St. Augustine was the cotemporary of Jerome, and he gives a summary of the reasons which were urged at that time for Sunday observance, as follows:—

"It appears from the sacred Scriptures, that this day was a solemn one; it was the first day of the age, that is, of the existence of our world; in it the elements of the world were formed; on it the angels were created; on it Christ rose also from the dead; on it the Holy Spirit descended from Heaven upon the apostles, as manna had done in the wilderness. For these, and other such circumstances, the Lord's day is distinguished; and therefore the holy doctors of the church have decreed that all the glory of the Jewish Sabbath is transferred to it. Let us, therefore, keep the Lord's day as the ancients were commanded to do the Sabbath."— Clex's Sabbath Laws, p. 284.

St. Augustine did not regard the Sunday festival as a divine institution. He gave the credit of the work, not to Christ or his inspired apostles, but to the holy doctors of the church, who, of their own accord, had transferred the glory of the ancient Sabbath to the venerable day of the sun. Of the fifth and sixth centuries, Heylyn bears the following testimony:—

"The faithful, being united better than before, became more uniform in matters of devotion; and, in that uniformity, did agree together to give the Lord's day all the honors of an holy festival. Yet was not this done all at once, but by degrees; the fifth and sixth centuries being fully spent before it came unto that height which hath since continued. The emperors and the prelates in these times had the same affections; both [being] earnest to advance this day above all others; and to the edicts of the one, and to the ecclesiastical constitutions of the other, it stands indebted for many of those privileges and exemptions which it still enjoyeth."— History of the Sabbath, part ii, chap. iv, sec. 1.

But the first day of the week had not yet acquired the title of Sabbath.
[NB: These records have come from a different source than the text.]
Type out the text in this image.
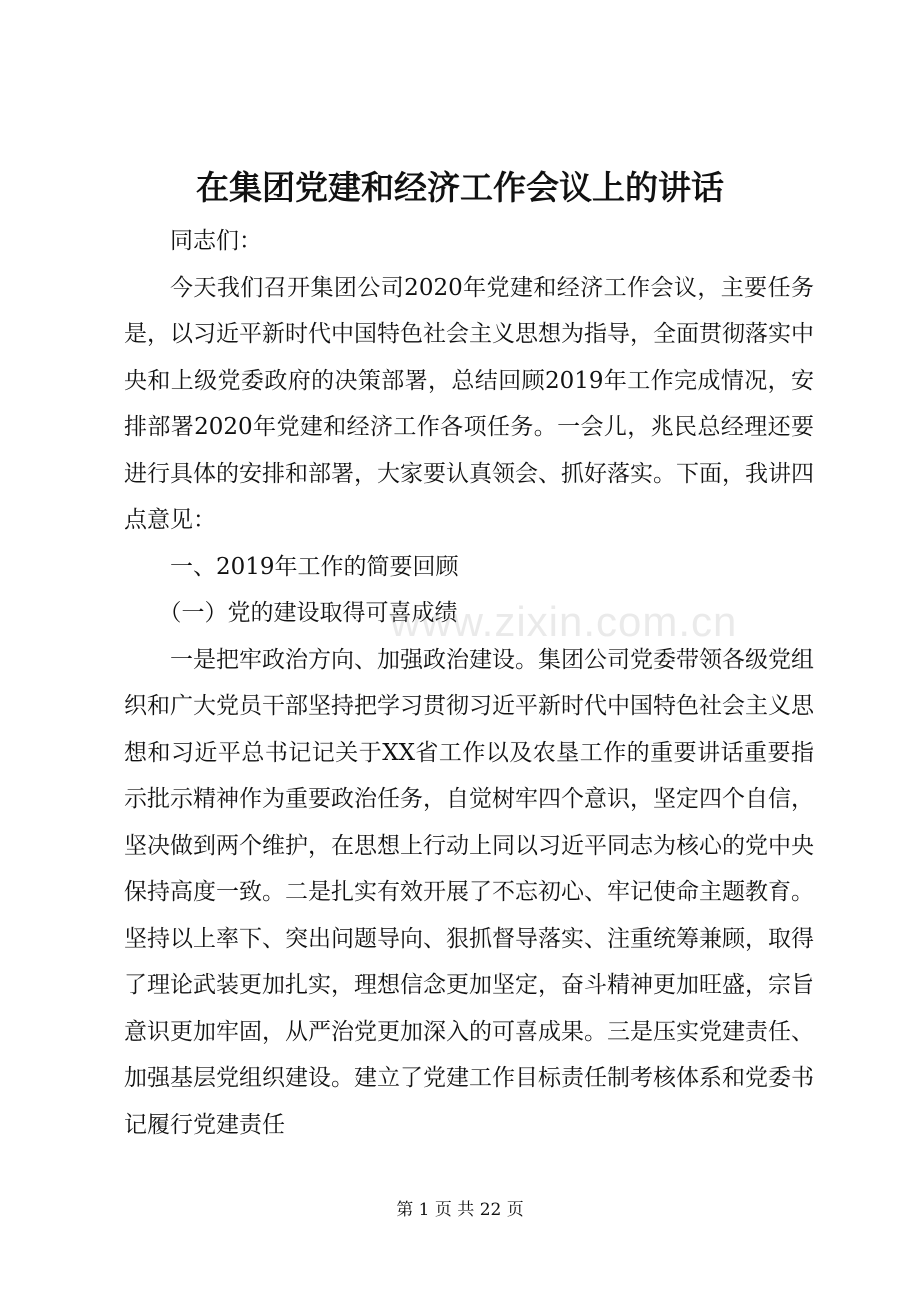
在集团党建和经济工作会议上的讲话

同志们：

今天我们召开集团公司2020年党建和经济工作会议，主要任务是，以习近平新时代中国特色社会主义思想为指导，全面贯彻落实中央和上级党委政府的决策部署，总结回顾2019年工作完成情况，安排部署2020年党建和经济工作各项任务。一会儿，兆民总经理还要进行具体的安排和部署，大家要认真领会、抓好落实。下面，我讲四点意见：

一、2019年工作的简要回顾

（一）党的建设取得可喜成绩

一是把牢政治方向、加强政治建设。集团公司党委带领各级党组织和广大党员干部坚持把学习贯彻习近平新时代中国特色社会主义思想和习近平总书记记关于XX省工作以及农垦工作的重要讲话重要指示批示精神作为重要政治任务，自觉树牢四个意识，坚定四个自信，坚决做到两个维护，在思想上行动上同以习近平同志为核心的党中央保持高度一致。二是扎实有效开展了不忘初心、牢记使命主题教育。坚持以上率下、突出问题导向、狠抓督导落实、注重统筹兼顾，取得了理论武装更加扎实，理想信念更加坚定，奋斗精神更加旺盛，宗旨意识更加牢固，从严治党更加深入的可喜成果。三是压实党建责任、加强基层党组织建设。建立了党建工作目标责任制考核体系和党委书记履行党建责任

www.zixin.com.cn
第 1 页 共 22 页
Thus Brerewood bears testimony:—

"The name of the Sabbath remained appropriated to the old Sabbath; and was never attributed to the Lord's day, not for many hundred years after our Saviour's time."—Learned Treatise of the Sabbath, edition of 1631.

And Dr. Heylyn, in his "History of the Sabbath," part ii, chap. ii, sec. 12, says of the term Sabbath in the ancient church:—

"The Saturday is called amongst them by no other name than that which formerly it had, the Sabbath. So that whenever, for a thousand years and upwards, we meet with Sabbatum in any writer of what name soever, it must be understood of no day but Saturday."

Of Sunday labor in the eastern church, Heylyn says:—

"It was near nine hundred years from our Saviour's birth, before restraint of husbandry on this day had been first thought of in the East; and probably being thus restrained, did find no more obedience then than it had done before in the western parts."—History of the Sabbath, part ii, chap. v, sec. 6.

Of Sunday labor in the western church, Dr. Francis White, bishop of Ely, in his "Treatise of the Sabbath-day," pp. 217, 218, thus testifies:—

"The Catholic church, for more than six hundred years after Christ, permitted labor, and gave license to many Christian people to work upon the Lord's day, at such hours as they were not commanded to be present at the public worship by the precept of the church."